The status quo of driving practices in ML workflow presented challenges to conceptualising and operationalising annotators’ diversity. Several practitioners noted how they had to prioritise curating larger datasets and building better-performing models over bringing in a diverse group of annotators under the pressure of short-term development timelines. Many participants worked in emerging and niche application areas, with a focus on exploring the limits and capabilities of ML models by testing new ideas and concepts. They had to prioritise ‘hitting the ground running’ and reaching an ‘MVP’ (minimal viable product) before considering the specifics of their annotator pool. P11 articulated a sentiment echoed by many participants who struggled to find evidence for justifying annotator diversity:
“Even if [annotator diversity] could matter, it depends on where the project is and the priorities—you want [the product] to work well for everyone but at an early stage you’re trying to just make the product work in general. [...] It takes additional resources to address smaller user groups. There’s a persistent, open question on whether it was even a priority to get models working for, let’s say older people or for speakers of dialect where there’s not that many users because that ends up being harder to justify. It is always about trying to satisfy the needs of the largest groups of people.”
For ML practitioners, data annotation was a part of the ML pipeline that must seamlessly integrate with the other components of the workflow, such as model building.
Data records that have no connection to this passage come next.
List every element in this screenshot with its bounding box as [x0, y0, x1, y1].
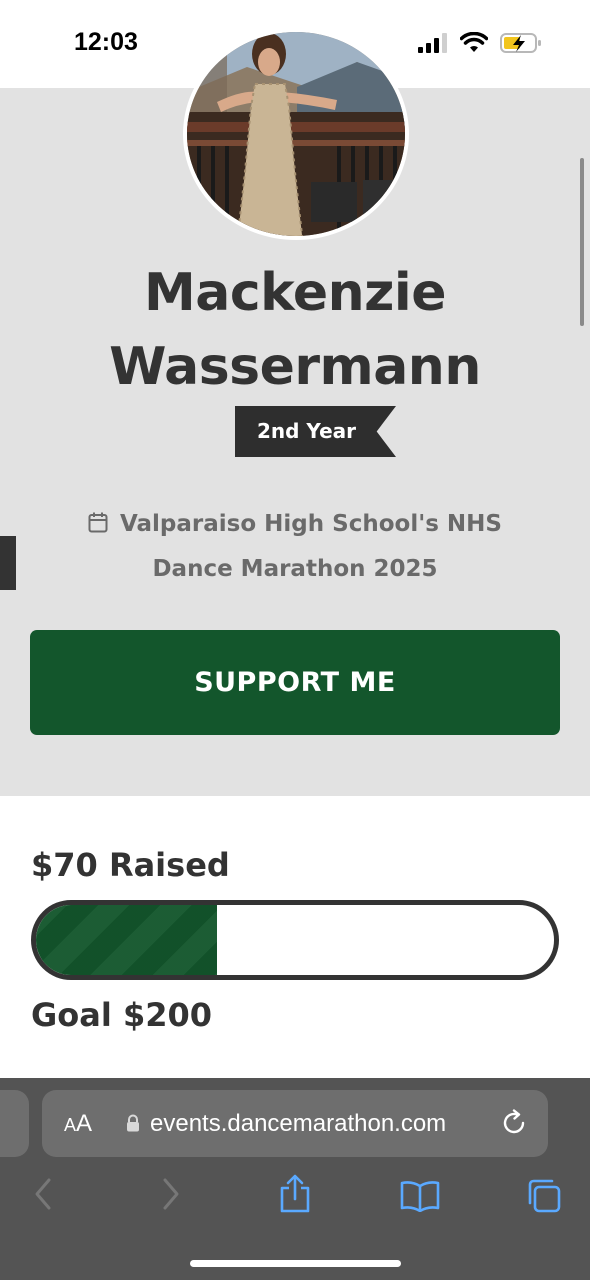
previous-tab-peek[interactable] — [0, 1090, 29, 1157]
back-icon[interactable] — [33, 1176, 53, 1212]
fundraising-progress-bar — [31, 900, 559, 980]
event-info: Valparaiso High School's NHS Dance Marat… — [60, 502, 530, 592]
forward-icon[interactable] — [161, 1176, 181, 1212]
cellular-signal-icon — [418, 33, 447, 53]
avatar-photo — [187, 32, 405, 236]
support-me-button[interactable]: SUPPORT ME — [30, 630, 560, 735]
address-bar[interactable]: AA events.dancemarathon.com — [42, 1090, 548, 1157]
screen: 12:03 Mackenzie Wassermann 2nd Year Valp… — [0, 0, 590, 1280]
lock-icon — [127, 1114, 139, 1132]
home-indicator[interactable] — [190, 1260, 401, 1267]
page-scrollbar[interactable] — [580, 158, 584, 326]
progress-fill — [36, 905, 218, 975]
status-icons — [418, 32, 542, 54]
status-time: 12:03 — [74, 28, 138, 56]
wifi-icon — [460, 32, 488, 52]
calendar-icon — [88, 512, 108, 533]
browser-toolbar: AA events.dancemarathon.com — [0, 1078, 590, 1280]
side-drawer-tab[interactable] — [0, 536, 16, 590]
aa-large: A — [76, 1110, 93, 1137]
share-icon[interactable] — [279, 1174, 311, 1214]
battery-charging-icon — [500, 33, 541, 53]
participant-name: Mackenzie Wassermann — [109, 263, 481, 397]
goal-amount: Goal $200 — [31, 996, 213, 1034]
reader-text-size-button[interactable]: AA — [64, 1108, 92, 1141]
profile-hero: Mackenzie Wassermann 2nd Year Valparaiso… — [0, 28, 590, 796]
event-name: Valparaiso High School's NHS Dance Marat… — [119, 511, 502, 582]
reload-icon[interactable] — [502, 1109, 528, 1137]
profile-avatar — [183, 28, 409, 240]
year-badge: 2nd Year — [235, 406, 396, 457]
aa-small: A — [64, 1115, 77, 1135]
bookmarks-icon[interactable] — [400, 1180, 440, 1212]
tabs-icon[interactable] — [526, 1178, 562, 1214]
url-text: events.dancemarathon.com — [150, 1110, 447, 1137]
raised-amount: $70 Raised — [31, 846, 230, 884]
fundraising-section: $70 Raised Goal $200 — [0, 796, 590, 1078]
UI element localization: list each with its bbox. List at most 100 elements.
P12 highlighted how data collection and annotation pipelines were often configured to support model building rather than advancing task understanding. The complexity of incorporating diverse annotator subjectivities stood in conflict with machine learning pipelines designed to produce definitive answers.
Both the platform managers and practitioners actively worked towards reducing the cost of annotation in setting up ML data production. As previously documented, annotation companies often recruit their data workers from countries in the Global South (such as India or the Philippines) where labour costs are considerably lower, while their engineering offices are in the Global North, in order to remain cost-effective (similar to [
61,
64,
95]). We observed similar patterns in our study (
e.g., P14). According to P16 (platform account manager with a mid-size annotation company), annotation companies operated in a highly competitive environment where they typically hired workers from lower-wage countries to offer pricing lower than competitors. Practitioners also focused on minimising annotation costs, and thus, had limited control over which annotators are assigned to their projects. However, P6 noted the connection between appropriate incentives and ‘data quality’, positioning fair compensation as an obstacle only to high-quality data.
Practitioners discussed the complexities in setting up an annotation pipeline, including creating instruction documents, choosing a platform, and refining the process through multiple iterations. However, they also noted that the setup of annotation tasks was effort-intensive, taking away from valuable time and resources that could be spent on model building. In addition to ‘competing’ with model building for time and resources, data annotation procurement accounted for a significant portion of the operational costs of ML projects, making it difficult to justify repeating the process for any diversity-related concerns that surface post-hoc. Annotator diversity, which has yet to be proven to add value to model building, was often overlooked in favour of more pressing priorities, such as building a better-performing model quickly and cost-effectively.